Comorbidity in patients with chronic obstructive pulmonary disease in family practice: a cross sectional study
1 Multiprofessional Education Unit for Family and Community Care (South-east), Hacienda de Pavones, 271, Madrid, 28030, Spain
2 Multiprofessional Education Unit for Family and Community Care (Centre), Alberto Palacios, 22, Madrid, 28021, Spain
3 Medical Department, Praxair España, Orense, 11, Madrid, 28020, Spain
4 Telemedicine and e-Health Unit, Carlos III Institute of Health, Avda. Monforte de Lemos, 5, Madrid, 28029, Spain
5 Bioengineering and Telemedicine Unit, Puerta de Hierro University Teaching Hospital, Majadahonda, Madrid, Spain
BMC Family Practice 2013, 14:11 doi:10.1186/1471-2296-14-11Published: 16 January 2013
Chronic obstructive pulmonary disease (COPD) is frequent and often coexists with other diseases. The aim of this study was to quantify the prevalence of COPD and related chronic comorbidity among patients aged over 40 years visiting family practices in an area of Madrid.

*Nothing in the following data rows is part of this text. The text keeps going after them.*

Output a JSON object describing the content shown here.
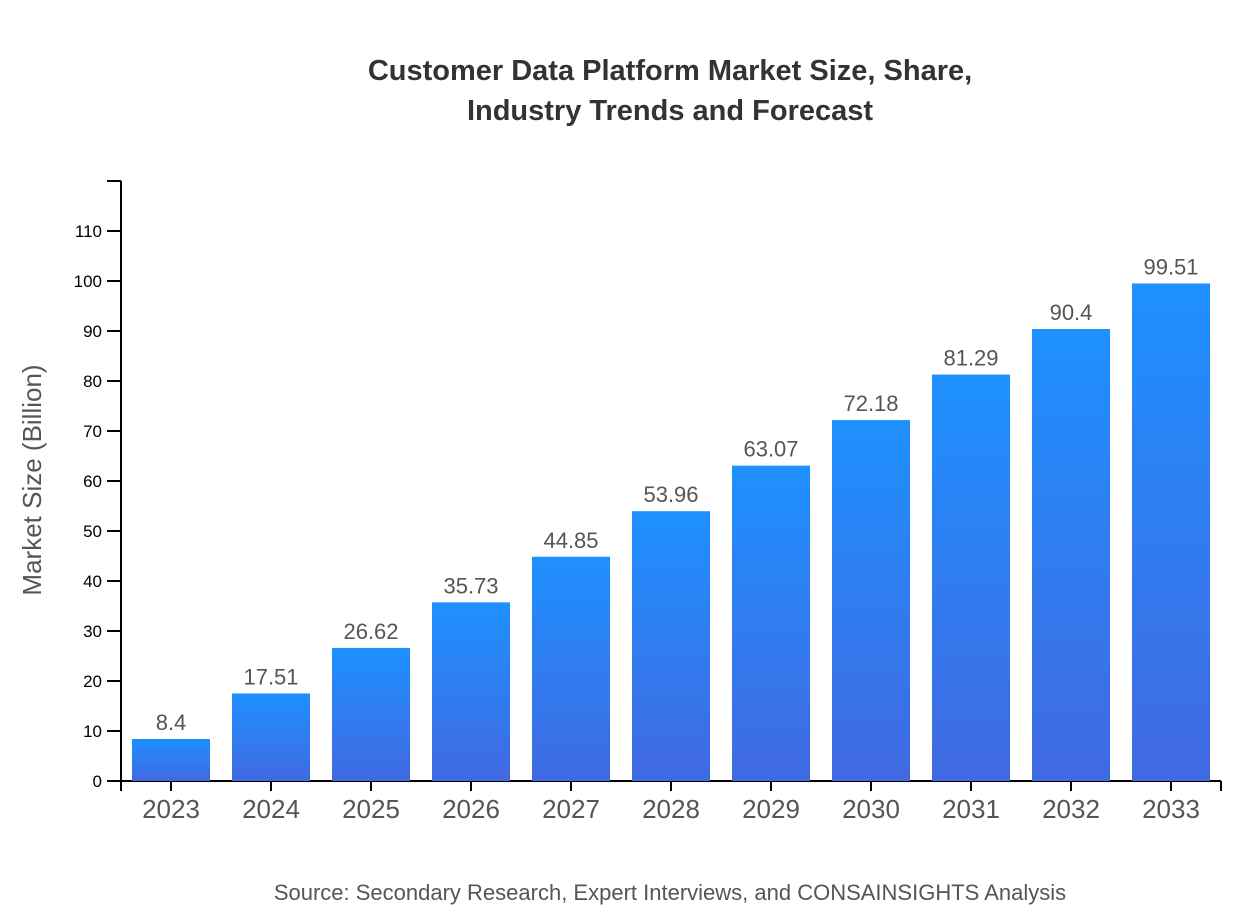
{
  "chart_data": {
    "type": "bar",
    "title_lines": [
      "Customer Data Platform Market Size, Share,",
      "Industry Trends and Forecast"
    ],
    "xlabel": "",
    "ylabel": "Market Size (Billion)",
    "categories": [
      "2023",
      "2024",
      "2025",
      "2026",
      "2027",
      "2028",
      "2029",
      "2030",
      "2031",
      "2032",
      "2033"
    ],
    "values": [
      8.4,
      17.51,
      26.62,
      35.73,
      44.85,
      53.96,
      63.07,
      72.18,
      81.29,
      90.4,
      99.51
    ],
    "ylim": [
      0,
      120
    ],
    "yticks": [
      0,
      10,
      20,
      30,
      40,
      50,
      60,
      70,
      80,
      90,
      100,
      110
    ],
    "grid": false,
    "legend": "none",
    "colors": {
      "bar_top": "#1e90ff",
      "bar_bottom": "#4169e1"
    },
    "source": "Source: Secondary Research, Expert Interviews, and CONSAINSIGHTS Analysis"
  }
}
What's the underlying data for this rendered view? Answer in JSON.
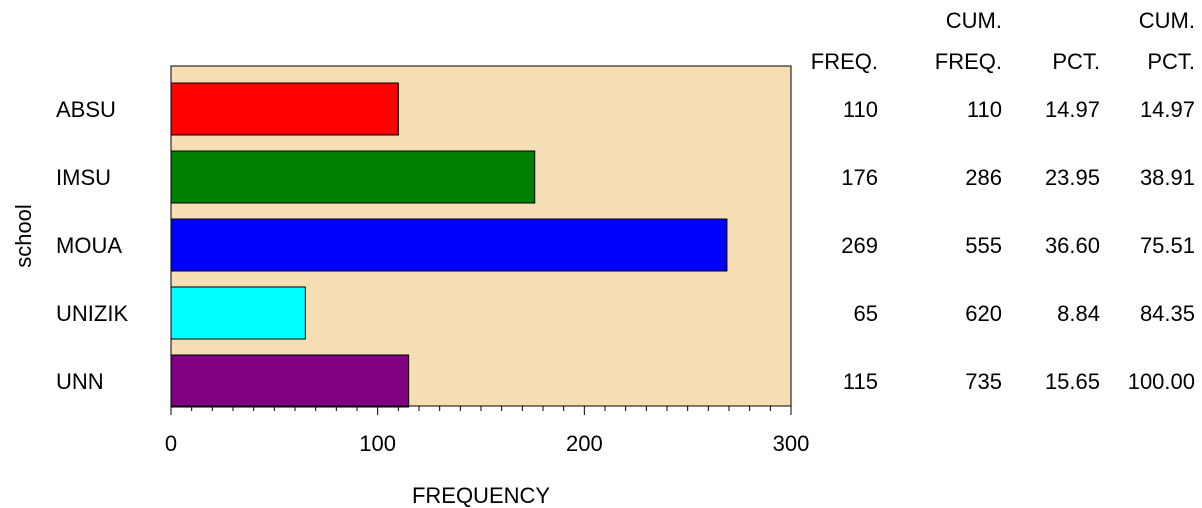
{
  "chart_data": {
    "type": "bar",
    "orientation": "horizontal",
    "categories": [
      "ABSU",
      "IMSU",
      "MOUA",
      "UNIZIK",
      "UNN"
    ],
    "values": [
      110,
      176,
      269,
      65,
      115
    ],
    "colors": [
      "#ff0000",
      "#008000",
      "#0000ff",
      "#00ffff",
      "#800080"
    ],
    "plot_background": "#f5deb3",
    "xlabel": "FREQUENCY",
    "ylabel": "school",
    "xlim": [
      0,
      300
    ],
    "xticks": [
      "0",
      "100",
      "200",
      "300"
    ],
    "grid": false,
    "stats_table": {
      "headers": [
        {
          "line1": "",
          "line2": "FREQ."
        },
        {
          "line1": "CUM.",
          "line2": "FREQ."
        },
        {
          "line1": "",
          "line2": "PCT."
        },
        {
          "line1": "CUM.",
          "line2": "PCT."
        }
      ],
      "rows": [
        [
          "110",
          "110",
          "14.97",
          "14.97"
        ],
        [
          "176",
          "286",
          "23.95",
          "38.91"
        ],
        [
          "269",
          "555",
          "36.60",
          "75.51"
        ],
        [
          "65",
          "620",
          "8.84",
          "84.35"
        ],
        [
          "115",
          "735",
          "15.65",
          "100.00"
        ]
      ]
    }
  }
}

An observational, descriptive, cross-sectional study was conducted in a health area of the Madrid Autonomous Region (Comunidad Autónoma de Madrid). The practice population totalled 198,670 persons attended by 129 Family Physicians (FPs), and the study population was made up of persons over the age of 40 years drawn from this practice population. Patients were deemed to have COPD if this diagnosis appeared on their clinical histories. Prevalence of COPD; prevalence of a further 25 chronic diseases in patients with COPD; and standardised prevalence ratios, were calculated.

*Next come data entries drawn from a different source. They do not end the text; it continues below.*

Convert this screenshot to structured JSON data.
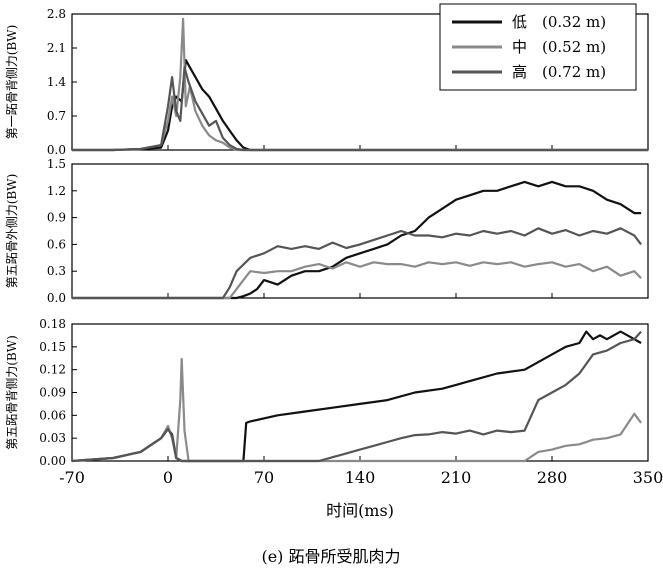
{
  "caption": "(e) 跖骨所受肌肉力",
  "legend": [
    {
      "name": "低",
      "detail": "(0.32 m)"
    },
    {
      "name": "中",
      "detail": "(0.52 m)"
    },
    {
      "name": "高",
      "detail": "(0.72 m)"
    }
  ],
  "colors": {
    "low": "#111111",
    "mid": "#8a8a8a",
    "high": "#555555"
  },
  "chart_data": [
    {
      "type": "line",
      "ylabel": "第一跖骨背侧力(BW)",
      "ylim": [
        0,
        2.8
      ],
      "yticks": [
        "0.0",
        "0.7",
        "1.4",
        "2.1",
        "2.8"
      ],
      "xlim": [
        -70,
        350
      ],
      "series": [
        {
          "name": "低 (0.32 m)",
          "color_key": "low",
          "x": [
            -70,
            -40,
            -20,
            -5,
            0,
            3,
            6,
            10,
            13,
            16,
            20,
            25,
            30,
            35,
            40,
            45,
            50,
            55,
            60,
            80,
            100,
            140,
            210,
            280,
            350
          ],
          "y": [
            0,
            0,
            0.02,
            0.05,
            0.4,
            0.9,
            1.1,
            1.0,
            1.85,
            1.7,
            1.5,
            1.25,
            1.1,
            0.85,
            0.6,
            0.4,
            0.2,
            0.05,
            0,
            0,
            0,
            0,
            0,
            0,
            0
          ]
        },
        {
          "name": "中 (0.52 m)",
          "color_key": "mid",
          "x": [
            -70,
            -40,
            -20,
            -5,
            0,
            3,
            6,
            9,
            11,
            13,
            16,
            20,
            25,
            30,
            35,
            40,
            45,
            50,
            55,
            70,
            140,
            210,
            280,
            350
          ],
          "y": [
            0,
            0,
            0.02,
            0.1,
            0.6,
            1.1,
            0.7,
            1.5,
            2.7,
            0.9,
            1.3,
            0.8,
            0.5,
            0.3,
            0.2,
            0.15,
            0.05,
            0,
            0,
            0,
            0,
            0,
            0,
            0
          ]
        },
        {
          "name": "高 (0.72 m)",
          "color_key": "high",
          "x": [
            -70,
            -40,
            -20,
            -5,
            0,
            3,
            6,
            9,
            12,
            15,
            20,
            25,
            30,
            35,
            40,
            45,
            50,
            55,
            70,
            140,
            210,
            280,
            350
          ],
          "y": [
            0,
            0,
            0.02,
            0.1,
            0.9,
            1.5,
            0.8,
            0.6,
            1.7,
            1.4,
            1.0,
            0.75,
            0.5,
            0.6,
            0.25,
            0.1,
            0.02,
            0,
            0,
            0,
            0,
            0,
            0
          ]
        }
      ]
    },
    {
      "type": "line",
      "ylabel": "第五跖骨外侧力(BW)",
      "ylim": [
        0,
        1.5
      ],
      "yticks": [
        "0.0",
        "0.3",
        "0.6",
        "0.9",
        "1.2",
        "1.5"
      ],
      "xlim": [
        -70,
        350
      ],
      "series": [
        {
          "name": "低 (0.32 m)",
          "color_key": "low",
          "x": [
            -70,
            0,
            30,
            50,
            55,
            60,
            65,
            70,
            80,
            90,
            100,
            110,
            120,
            130,
            140,
            150,
            160,
            170,
            180,
            190,
            200,
            210,
            220,
            230,
            240,
            250,
            260,
            270,
            280,
            290,
            300,
            310,
            320,
            330,
            340,
            345
          ],
          "y": [
            0,
            0,
            0,
            0,
            0.02,
            0.05,
            0.1,
            0.2,
            0.15,
            0.25,
            0.3,
            0.3,
            0.35,
            0.45,
            0.5,
            0.55,
            0.6,
            0.7,
            0.75,
            0.9,
            1.0,
            1.1,
            1.15,
            1.2,
            1.2,
            1.25,
            1.3,
            1.25,
            1.3,
            1.25,
            1.25,
            1.2,
            1.1,
            1.05,
            0.95,
            0.95
          ]
        },
        {
          "name": "中 (0.52 m)",
          "color_key": "mid",
          "x": [
            -70,
            0,
            30,
            45,
            50,
            55,
            60,
            70,
            80,
            90,
            100,
            110,
            120,
            130,
            140,
            150,
            160,
            170,
            180,
            190,
            200,
            210,
            220,
            230,
            240,
            250,
            260,
            270,
            280,
            290,
            300,
            310,
            320,
            330,
            340,
            345
          ],
          "y": [
            0,
            0,
            0,
            0,
            0.1,
            0.2,
            0.3,
            0.28,
            0.3,
            0.3,
            0.35,
            0.38,
            0.33,
            0.4,
            0.35,
            0.4,
            0.38,
            0.38,
            0.35,
            0.4,
            0.38,
            0.4,
            0.36,
            0.4,
            0.38,
            0.4,
            0.35,
            0.38,
            0.4,
            0.35,
            0.38,
            0.3,
            0.35,
            0.25,
            0.3,
            0.22
          ]
        },
        {
          "name": "高 (0.72 m)",
          "color_key": "high",
          "x": [
            -70,
            0,
            30,
            40,
            45,
            50,
            60,
            70,
            80,
            90,
            100,
            110,
            120,
            130,
            140,
            150,
            160,
            170,
            180,
            190,
            200,
            210,
            220,
            230,
            240,
            250,
            260,
            270,
            280,
            290,
            300,
            310,
            320,
            330,
            340,
            345
          ],
          "y": [
            0,
            0,
            0,
            0,
            0.12,
            0.3,
            0.45,
            0.5,
            0.58,
            0.55,
            0.58,
            0.55,
            0.62,
            0.56,
            0.6,
            0.65,
            0.7,
            0.75,
            0.7,
            0.7,
            0.68,
            0.72,
            0.7,
            0.75,
            0.72,
            0.75,
            0.7,
            0.78,
            0.72,
            0.76,
            0.7,
            0.75,
            0.72,
            0.78,
            0.7,
            0.6
          ]
        }
      ]
    },
    {
      "type": "line",
      "ylabel": "第五跖骨背侧力(BW)",
      "ylim": [
        0,
        0.18
      ],
      "yticks": [
        "0.00",
        "0.03",
        "0.06",
        "0.09",
        "0.12",
        "0.15",
        "0.18"
      ],
      "xlim": [
        -70,
        350
      ],
      "xticks": [
        "-70",
        "0",
        "70",
        "140",
        "210",
        "280",
        "350"
      ],
      "xlabel": "时间(ms)",
      "series": [
        {
          "name": "低 (0.32 m)",
          "color_key": "low",
          "x": [
            -70,
            -40,
            -20,
            -5,
            0,
            3,
            6,
            10,
            15,
            20,
            30,
            40,
            50,
            55,
            57,
            60,
            80,
            100,
            120,
            140,
            160,
            180,
            200,
            210,
            220,
            240,
            260,
            270,
            280,
            290,
            300,
            305,
            310,
            315,
            320,
            330,
            340,
            345
          ],
          "y": [
            0,
            0.004,
            0.012,
            0.03,
            0.042,
            0.035,
            0.004,
            0,
            0,
            0,
            0,
            0,
            0,
            0,
            0.05,
            0.052,
            0.06,
            0.065,
            0.07,
            0.075,
            0.08,
            0.09,
            0.095,
            0.1,
            0.105,
            0.115,
            0.12,
            0.13,
            0.14,
            0.15,
            0.155,
            0.17,
            0.16,
            0.165,
            0.16,
            0.17,
            0.16,
            0.155
          ]
        },
        {
          "name": "中 (0.52 m)",
          "color_key": "mid",
          "x": [
            -70,
            -40,
            -20,
            -5,
            0,
            3,
            6,
            9,
            10,
            12,
            15,
            20,
            40,
            100,
            200,
            260,
            270,
            280,
            290,
            300,
            310,
            320,
            330,
            340,
            345
          ],
          "y": [
            0,
            0.004,
            0.012,
            0.03,
            0.046,
            0.03,
            0.004,
            0.08,
            0.134,
            0.04,
            0,
            0,
            0,
            0,
            0,
            0,
            0.012,
            0.015,
            0.02,
            0.022,
            0.028,
            0.03,
            0.035,
            0.062,
            0.05
          ]
        },
        {
          "name": "高 (0.72 m)",
          "color_key": "high",
          "x": [
            -70,
            -40,
            -20,
            -5,
            0,
            3,
            6,
            10,
            15,
            20,
            40,
            100,
            110,
            120,
            130,
            140,
            150,
            160,
            170,
            180,
            190,
            200,
            210,
            220,
            230,
            240,
            250,
            260,
            270,
            280,
            290,
            300,
            310,
            320,
            330,
            340,
            345
          ],
          "y": [
            0,
            0.004,
            0.012,
            0.03,
            0.042,
            0.033,
            0.004,
            0,
            0,
            0,
            0,
            0,
            0,
            0.005,
            0.01,
            0.015,
            0.02,
            0.025,
            0.03,
            0.034,
            0.035,
            0.038,
            0.036,
            0.04,
            0.035,
            0.04,
            0.038,
            0.04,
            0.08,
            0.09,
            0.1,
            0.115,
            0.14,
            0.145,
            0.155,
            0.16,
            0.17
          ]
        }
      ]
    }
  ]
}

Prevalence of COPD in family medicine was 3.2% (95% CI 3.0–3.3) overall, 5.3% among men and 1.4% among women; 90% of patients presented with comorbidity, with a mean of 4 ± 2.04 chronic diseases per patient, with the most prevalent related diseases being arterial hypertension (52%), disorders of lipid metabolism (34%), obesity (25%), diabetes (20%) and arrhythmia (15%). After controlling for age and sex, the observed prevalence of the following ten chronic diseases was higher than expected: heart failure; chronic liver disease; asthma; generalised artherosclerosis; osteoporosis; ischaemic heart disease; thyroid disease; anxiety/depression; arrhythmia; and obesity.
Patients with COPD, who are frequent in family practice, have a complex profile and pose a clinical and organisational challenge to FPs.